We followed him farther inside. The building was typical of early Philadelphia row houses, with a narrow hallway next to equally narrow stairs on one side; closed doors presumably led to adjoining rooms. Henry kept going toward the back, where what had once been a kitchen had been converted into a workroom-slash-laboratory, ringed with large windows that let in a lot of light. It was surprisingly neat, given that Henry must deal with a lot of wood, and it smelled of pungent solvents mixed with lemon oil. Odd dismembered pieces of furniture were scattered around the room—a leg here, an arm there.

That much I had expected. What I hadn't foreseen was his array of high-tech machines I couldn't begin to identify. I spied what I thought was a binocular microscope in a corner, protected by a clear plastic cover, but that was where my expertise ended. It was as though the eighteenth and the twenty-first century had collided head-on in this room.

Henry was watching me with an amused expression. “Go on—you can ask.”

“Okay. What the heck is all this stuff, and what do you do with it?”

“How much has Aunt Marty told you?”

“Next to nothing. Plus my scientific expertise is limited, so keep it simple, please.”

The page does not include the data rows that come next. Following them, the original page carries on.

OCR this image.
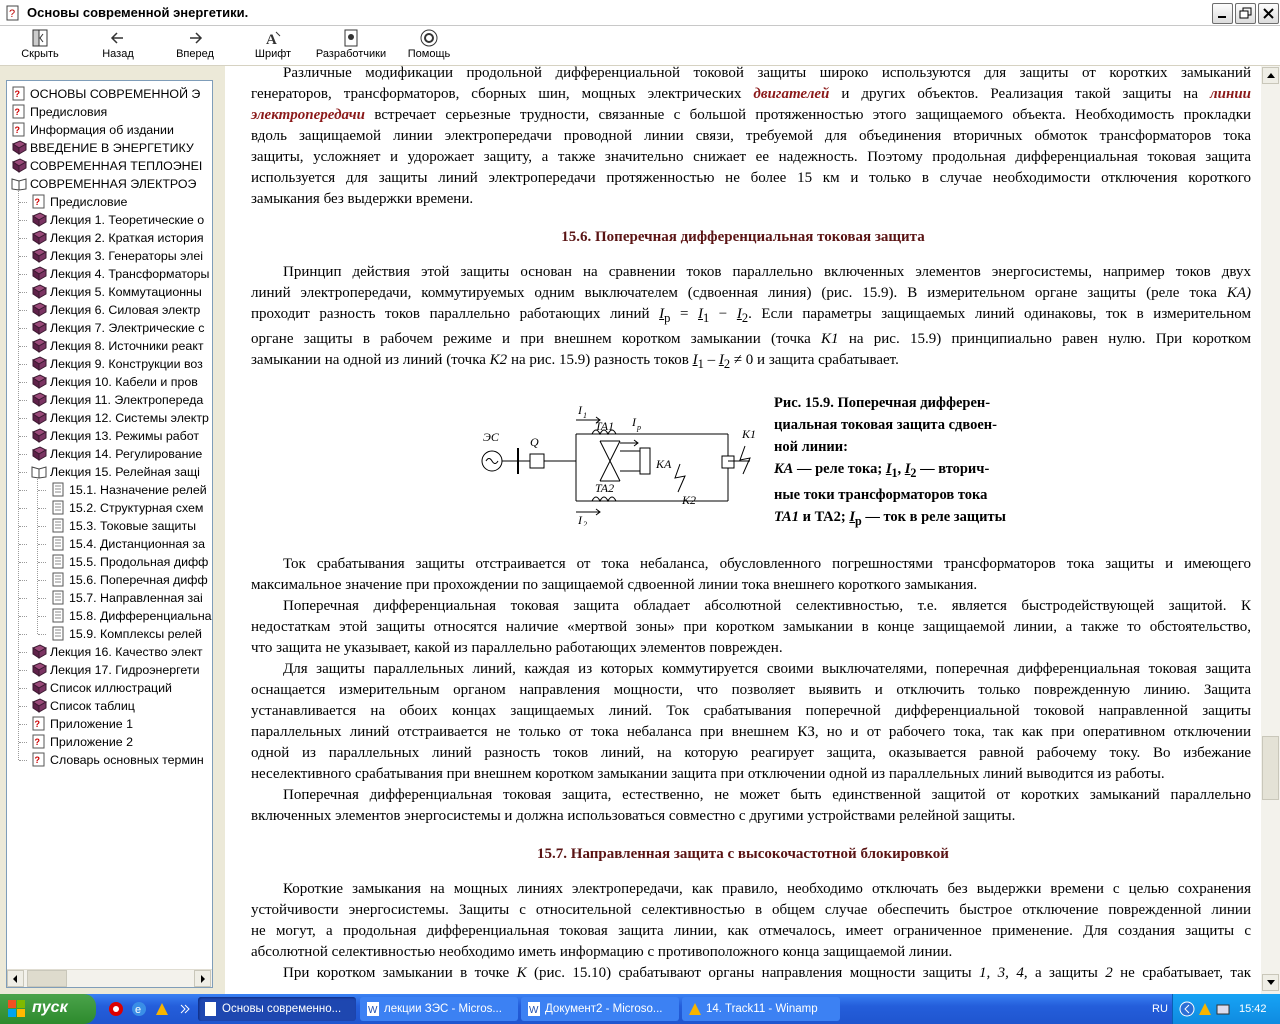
? Основы современной энергетики.
Скрыть	Назад	Вперед
A
Шрифт Разработчики Помощь
? ОСНОВЫ СОВРЕМЕННОЙ Э
? Предисловия
? Информация об издании
ВВЕДЕНИЕ В ЭНЕРГЕТИКУ
СОВРЕМЕННАЯ ТЕПЛОЭНЕІ
СОВРЕМЕННАЯ ЭЛЕКТРОЭ
? Предисловие
Лекция 1. Теоретические о
Лекция 2. Краткая история
Лекция 3. Генераторы элеі
Лекция 4. Трансформаторы
Лекция 5. Коммутационны
Лекция 6. Силовая электр
Лекция 7. Электрические с
Лекция 8. Источники реакт
Лекция 9. Конструкции воз
Лекция 10. Кабели и пров
Лекция 11. Электропереда
Лекция 12. Системы электр
Лекция 13. Режимы работ
Лекция 14. Регулирование
Лекция 15. Релейная защі
15.1. Назначение релей
15.2. Структурная схем
15.3. Токовые защиты
15.4. Дистанционная за
15.5. Продольная дифф
15.6. Поперечная дифф
15.7. Направленная заі
15.8. Дифференциальна
15.9. Комплексы релей
Лекция 16. Качество элект
Лекция 17. Гидроэнергети
Список иллюстраций
Список таблиц
? Приложение 1
? Приложение 2
? Словарь основных термин
Различные модификации продольной дифференциальной токовой защиты широко используются для защиты от коротких замыканий
генераторов, трансформаторов, сборных шин, мощных электрических двигателей и других объектов. Реализация такой защиты на линии
электропередачи встречает серьезные трудности, связанные с большой протяженностью этого защищаемого объекта. Необходимость прокладки
вдоль защищаемой линии электропередачи проводной линии связи, требуемой для объединения вторичных обмоток трансформаторов тока
защиты, усложняет и удорожает защиту, а также значительно снижает ее надежность. Поэтому продольная дифференциальная токовая защита
используется для защиты линий электропередачи протяженностью не более 15 км и только в случае необходимости отключения короткого
замыкания без выдержки времени.
15.6. Поперечная дифференциальная токовая защита
Принцип действия этой защиты основан на сравнении токов параллельно включенных элементов энергосистемы, например токов двух
линий электропередачи, коммутируемых одним выключателем (сдвоенная линия) (рис. 15.9). В измерительном органе защиты (реле тока КА)
проходит разность токов параллельно работающих линий $I_р = I_1 - I_2$. Если параметры защищаемых линий одинаковы, ток в измерительном
органе защиты в рабочем режиме и при внешнем коротком замыкании (точка K1 на рис. 15.9) принципиально равен нулю. При коротком
замыкании на одной из линий (точка K2 на рис. 15.9) разность токов $I_1 - I_2 \ne 0$ и защита срабатывает.
ЭС	Q
I 1
TA1
TA2
KA
I р
I 2
K2
K1
Рис. 15.9. Поперечная дифферен-
циальная токовая защита сдвоен-
ной линии:
KA — реле тока; $I_1$, $I_2$ — вторич-
ные токи трансформаторов тока
TA1 и TA2; $I_р$ — ток в реле защиты
Ток срабатывания защиты отстраивается от тока небаланса, обусловленного погрешностями трансформаторов тока защиты и имеющего
максимальное значение при прохождении по защищаемой сдвоенной линии тока внешнего короткого замыкания.
Поперечная дифференциальная токовая защита обладает абсолютной селективностью, т.е. является быстродействующей защитой. К
недостаткам этой защиты относятся наличие «мертвой зоны» при коротком замыкании в конце защищаемой линии, а также то обстоятельство,
что защита не указывает, какой из параллельно работающих элементов поврежден.
Для защиты параллельных линий, каждая из которых коммутируется своими выключателями, поперечная дифференциальная токовая защита
оснащается измерительным органом направления мощности, что позволяет выявить и отключить только поврежденную линию. Защита
устанавливается на обоих концах защищаемых линий. Ток срабатывания поперечной дифференциальной токовой направленной защиты
параллельных линий отстраивается не только от тока небаланса при внешнем КЗ, но и от рабочего тока, так как при оперативном отключении
одной из параллельных линий разность токов линий, на которую реагирует защита, оказывается равной рабочему току. Во избежание
неселективного срабатывания при внешнем коротком замыкании защита при отключении одной из параллельных линий выводится из работы.
Поперечная дифференциальная токовая защита, естественно, не может быть единственной защитой от коротких замыканий параллельно
включенных элементов энергосистемы и должна использоваться совместно с другими устройствами релейной защиты.
15.7. Направленная защита с высокочастотной блокировкой
Короткие замыкания на мощных линиях электропередачи, как правило, необходимо отключать без выдержки времени с целью сохранения
устойчивости энергосистемы. Защиты с относительной селективностью в общем случае обеспечить быстрое отключение поврежденной линии
не могут, а продольная дифференциальная токовая защита линии, как отмечалось, имеет ограниченное применение. Для создания защиты с
абсолютной селективностью необходимо иметь информацию с противоположного конца защищаемой линии.
При коротком замыкании в точке K (рис. 15.10) срабатывают органы направления мощности защиты 1, 3, 4, а защиты 2 не срабатывает, так
пуск	e	Основы современно...	W лекции ЗЭС - Micros...	W Документ2 - Microso...	14. Track11 - Winamp	RU	15:42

“No problem. I analyze and restore furniture, okay? A buyer or seller can bring a piece to me and ask if it's authentic, or if it's been repaired and when. If a piece gets damaged, I can fix it, well enough that ninety-nine percent of people could never even tell. It's both a skill and an art. The fancy equipment allows me to analyze woods so I can tell you where they came from, and what I'd need to use to patch a piece. I can also analyze finishes—and then replicate them. And it's not as simple as whittling a new piece of wood or slapping on some replacement hardware. I have to make sure it matches visually.”

“Wow,” I said, impressed. “I didn't know people like you existed. Of course, I don't have anything that needs your kind of high-end attention. In fact, I don't have much of anything at all in the way of furniture. Not to be rude, but can I assume you make a good living at this?”

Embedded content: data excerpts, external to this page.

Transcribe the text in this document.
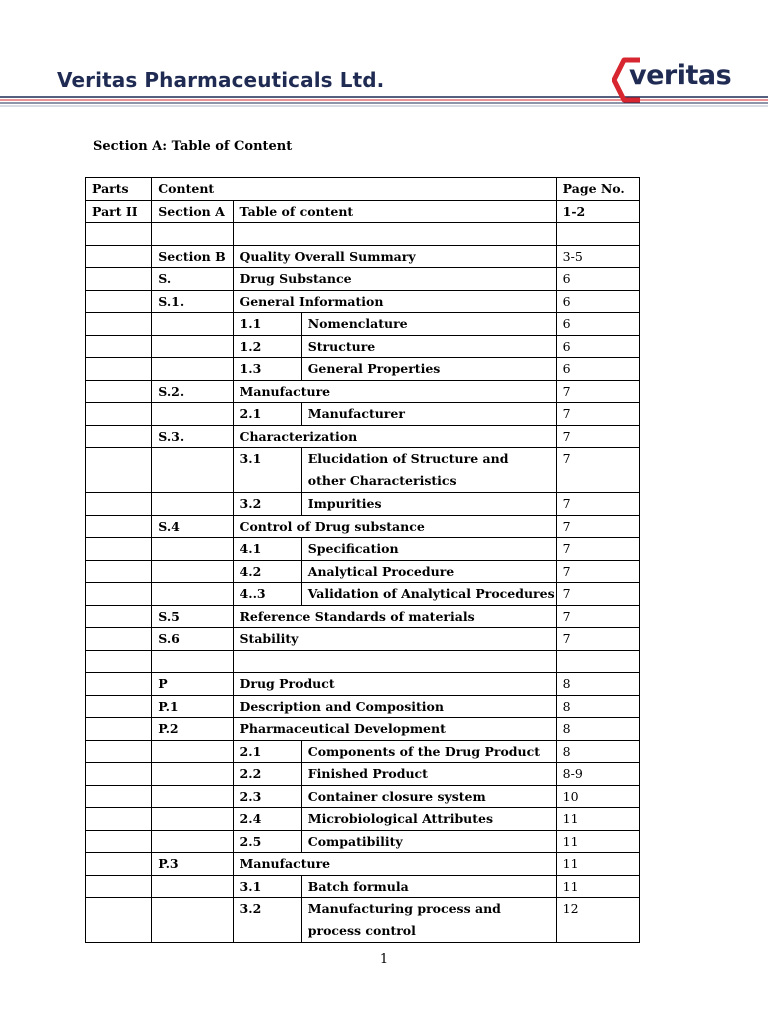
Veritas Pharmaceuticals Ltd.	veritas
Section A: Table of Content
Parts	Content			Page No.
Part II	Section A	Table of content		1-2

	Section B	Quality Overall Summary		3-5
	S.	Drug Substance		6
	S.1.	General Information		6
		1.1	Nomenclature	6
		1.2	Structure	6
		1.3	General Properties	6
	S.2.	Manufacture		7
		2.1	Manufacturer	7
	S.3.	Characterization		7
		3.1	Elucidation of Structure and other Characteristics	7
		3.2	Impurities	7
	S.4	Control of Drug substance		7
		4.1	Specification	7
		4.2	Analytical Procedure	7
		4..3	Validation of Analytical Procedures	7
	S.5	Reference Standards of materials		7
	S.6	Stability		7

	P	Drug Product		8
	P.1	Description and Composition		8
	P.2	Pharmaceutical Development		8
		2.1	Components of the Drug Product	8
		2.2	Finished Product	8-9
		2.3	Container closure system	10
		2.4	Microbiological Attributes	11
		2.5	Compatibility	11
	P.3	Manufacture		11
		3.1	Batch formula	11
		3.2	Manufacturing process and process control	12
1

“Good enough. I'm a contract consultant for a couple of the museums in town as well of some others, and I live pretty simply. A lot of what I make goes into the high-tech stuff, but they're my toys and I love to play with them. So, Auntie M, what is it you want me to check out?” Henry asked.

Marty handed him the box. “Tell me what we're looking at.”

He took the box and opened it, then removed the contents one piece at a time, and spread them out on a clean worktable. He shuffled them around until he was satisfied with the arrangement. Given what he'd said about the nature of his work, I was almost surprised that he didn't slip on gloves. The ensemble now looked a bit like a reassembled skeleton,
and I guessed that he was trying to reconstruct what the original piece might have been, with a lot of missing bits. He perched on a stool and studied the arrangement, then began picking up individual pieces, starting with the escutcheon. Then he turned his attention to the screws, which surprised me, since they didn't seem that special, and finally the wood shards. For the last he pulled over a magnifier mounted on an arm and studied the grain of the wood carefully. Then he looked at Marty. “Where'd these come from?”